Why investing in drug use prevention is important


“The state is no longer wasting law enforcement time on marijuana use,” according to a recent Seattle Times opinion piece about I-502, the initiative that decriminalized and legalized marijuana. 

In 2004, a Seattle Times article about Seattle’s Initiative 75, which made marijuana the lowest enforcement priority for police, reported similar results.  Statistics for the first six months of 2004 show that the city has prosecuted just 18 cases of marijuana possession compared with roughly 70 during the same time period last year.  In other words, de-facto decriminalization worked to reduce the number of people arrested and prosecuted for marijuana offences. 

According to a recent report from the National Academies of Science (NAS), the rise in United States incarceration rates can be attributed to “significantly increased sentence lengths, required prison time for minor offenses, and intensified punishment for drug crimes.”  Racial disparities in incarceration rates are exacerbated by sentencing laws, such as three strikes and mandatory minimums, and by “law enforcement strategies associated with the war on drugs.”  In other words, how laws are enforced and how people are sentenced are the primary factors leading to high incarceration rates. 

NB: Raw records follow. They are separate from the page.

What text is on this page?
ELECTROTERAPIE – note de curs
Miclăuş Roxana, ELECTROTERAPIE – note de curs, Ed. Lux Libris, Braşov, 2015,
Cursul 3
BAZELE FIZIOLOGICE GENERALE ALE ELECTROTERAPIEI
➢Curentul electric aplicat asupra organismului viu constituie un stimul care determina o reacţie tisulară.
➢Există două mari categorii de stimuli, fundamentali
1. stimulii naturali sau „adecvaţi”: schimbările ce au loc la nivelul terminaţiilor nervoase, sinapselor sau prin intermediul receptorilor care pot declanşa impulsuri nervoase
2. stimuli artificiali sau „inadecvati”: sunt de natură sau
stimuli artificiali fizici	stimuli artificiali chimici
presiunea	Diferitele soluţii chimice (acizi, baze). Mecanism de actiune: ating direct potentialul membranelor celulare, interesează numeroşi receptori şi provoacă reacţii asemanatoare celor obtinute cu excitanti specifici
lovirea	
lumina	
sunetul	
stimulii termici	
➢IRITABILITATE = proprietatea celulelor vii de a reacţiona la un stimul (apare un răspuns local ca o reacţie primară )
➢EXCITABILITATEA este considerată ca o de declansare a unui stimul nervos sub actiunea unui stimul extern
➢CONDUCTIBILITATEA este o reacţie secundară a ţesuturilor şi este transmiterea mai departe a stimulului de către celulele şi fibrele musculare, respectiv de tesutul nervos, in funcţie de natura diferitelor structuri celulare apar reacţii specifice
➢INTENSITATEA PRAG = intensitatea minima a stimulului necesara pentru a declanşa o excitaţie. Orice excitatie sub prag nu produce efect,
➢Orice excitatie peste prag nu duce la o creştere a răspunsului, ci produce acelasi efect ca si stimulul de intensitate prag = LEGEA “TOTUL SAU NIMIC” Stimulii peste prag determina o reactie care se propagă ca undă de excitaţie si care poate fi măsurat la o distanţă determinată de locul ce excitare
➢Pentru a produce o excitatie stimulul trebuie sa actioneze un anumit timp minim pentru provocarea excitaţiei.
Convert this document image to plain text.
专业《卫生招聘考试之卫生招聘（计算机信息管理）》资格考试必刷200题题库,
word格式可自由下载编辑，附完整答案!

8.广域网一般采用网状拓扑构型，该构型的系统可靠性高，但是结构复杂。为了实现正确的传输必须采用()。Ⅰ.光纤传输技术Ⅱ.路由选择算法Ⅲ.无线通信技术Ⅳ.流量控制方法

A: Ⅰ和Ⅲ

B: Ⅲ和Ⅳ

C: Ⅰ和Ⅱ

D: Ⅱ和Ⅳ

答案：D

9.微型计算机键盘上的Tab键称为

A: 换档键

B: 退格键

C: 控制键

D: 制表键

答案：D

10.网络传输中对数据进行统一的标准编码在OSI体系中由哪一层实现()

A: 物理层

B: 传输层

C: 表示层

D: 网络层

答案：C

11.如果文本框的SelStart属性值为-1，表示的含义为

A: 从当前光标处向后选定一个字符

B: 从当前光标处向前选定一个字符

Authors of the NAS report offer specific suggestions for reducing incarcerations rates:
  • changing sentencing policies, especially those having to do with the enforcement of drug laws;
  • changing prison policies;
  • addressing social policies especially those addressing “economic insecurity, low education, and poor health that are associated with incarceration in the nation’s poorest communities.  Solutions to these problems are outside of the criminal justice systems, and they will include policies that address school drop-out, drug addiction, mental illness, and neighborhood poverty – all of which are intimately connected to incarceration.”  

That’s where youth drug use prevention comes in.  Preventing the onset of drug use among teenagers prevents school drop-out, drug addiction, some mental illnesses, and supports healthy youth development.  To be most effective, multiple community partners must join together to prevent teen drug use.  Parents and schools are only part of effective drug use prevention strategies.  Organizations concerned with economic insecurity, health, and the justice system also have stakes in keeping kids drug-free.